HSB has absolutely no idea what he wants to do beyond video games. We have tried to get him to take a computer programming course, but he just doesn’t want to. He likes film and acting. If that is what makes him happy he can have a job in the arts. But I am also not so sure that that would be a good choice anymore than collegeman’s thought to be an ADA. The film industry is so hard and meanly competitive and so social it may cause him undue problems. We will have to see. Maybe there will be something in college that strikes his fancy and he may turn 180 degrees and go in another direction all together. Who knows, he really is still young and does have a few years to go before he has to decide.

So the reality is that we are up in the air with the boys at the moment. We are totally confused as to their next step. On top of directional issues, we are also reevaluating all the therapies once again. We are trying to figure out who is doing what and how that actually helps them too.

Even their medications are being reevaluated. This summer HSB has had a change of meds and quite frankly doesn’t seem as sad as he did during the last school year. But school hasn’t started and we have no idea how he will react once it does. He may just be happy and content right now because he doesn’t have to do school work. But when the work ratchets itself up, I have no idea what will happen. He did finish on a good note at the end of last year. HSB always seems to pull it off in the last quarter but it’s very painful before he gets there. In the meantime we are trying to fix his schedule so he does have a minimum of issues and that he may actually enjoy some of his senior year classes. Yes, that is one reason I am not sleeping.

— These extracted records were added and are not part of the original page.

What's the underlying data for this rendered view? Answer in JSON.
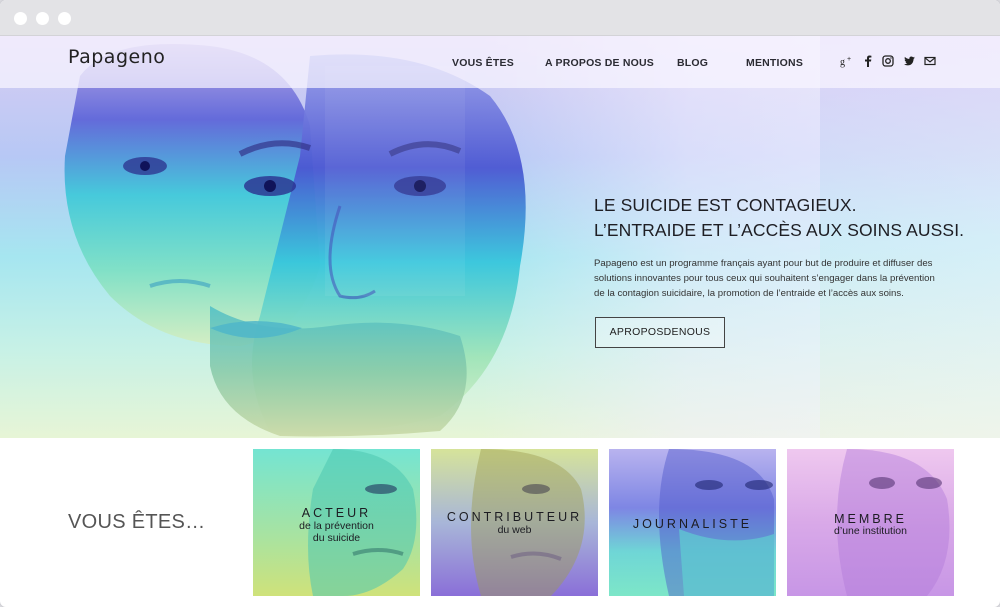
{
  "brand": {
    "logo_text": "Papageno"
  },
  "nav": {
    "items": [
      "VOUS ÊTES",
      "A PROPOS DE NOUS",
      "BLOG",
      "MENTIONS"
    ],
    "social": [
      "google-plus-icon",
      "facebook-icon",
      "instagram-icon",
      "twitter-icon",
      "mail-icon"
    ]
  },
  "hero": {
    "headline_1": "LE SUICIDE EST CONTAGIEUX.",
    "headline_2": "L’ENTRAIDE ET L’ACCÈS AUX SOINS AUSSI.",
    "intro": "Papageno est un programme français ayant pour but de produire et diffuser des solutions innovantes pour tous ceux qui souhaitent s’engager dans la prévention de la contagion suicidaire, la promotion de l’entraide et l’accès aux soins.",
    "button_label": "APROPOSDENOUS"
  },
  "audience": {
    "heading": "VOUS ÊTES…",
    "tiles": [
      {
        "title": "ACTEUR",
        "sub1": "de la prévention",
        "sub2": "du suicide"
      },
      {
        "title": "CONTRIBUTEUR",
        "sub1": "du web",
        "sub2": ""
      },
      {
        "title": "JOURNALISTE",
        "sub1": "",
        "sub2": ""
      },
      {
        "title": "MEMBRE",
        "sub1": "d’une institution",
        "sub2": ""
      }
    ]
  },
  "colors": {
    "hero_top": "#d9cdf2",
    "hero_mid": "#a6e6f0",
    "hero_bottom": "#e7f5d6",
    "face_blue": "#5a63d8",
    "face_cyan": "#3fd4d6",
    "text_dark": "#1e1e24"
  }
}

On another note, Collegeman is going in for a new video EEG later this month. For some reason he had had two seizures within a week of each other after not having any for months and the doctor wants to see if something has changed in his brain chemistry. So we will see what they will come up with next after the results of the test are in. There is that nagging question, "Will they want to change up meds on him and try something new." Personally this is the part that I hate. I know it’s the part that every parent hates. The guinea pig part.

I have come to a conclusion as far as therapists and doctors and support systems are concerned: no one has any answers. They do play a good game talking like they do, but in reality they are as lost as some of us at times. The trick is to make sure that you find someone who acknowledges the fact that they don’t know everything and doesn’t blame your child when the therapies don't propel your child into the next developmental level. You want to make sure that they never say your child can't...you need to make sure that they will fight for your child instead of throwing up their hands and deciding that your child has no future. The reality is that all the doctors, therapists, and support personnel can do is try to figure out what works or doesn’t work for your child and I suppose that is all we can do too. All we can do is try and see what works and what doesn’t work; then evaluate, reevaluate and plan strategies using new ideas and new programs and new ways of doing things.

So we shall see what this year holds for everyone. Trying not to hold my breath…not succeeding right now.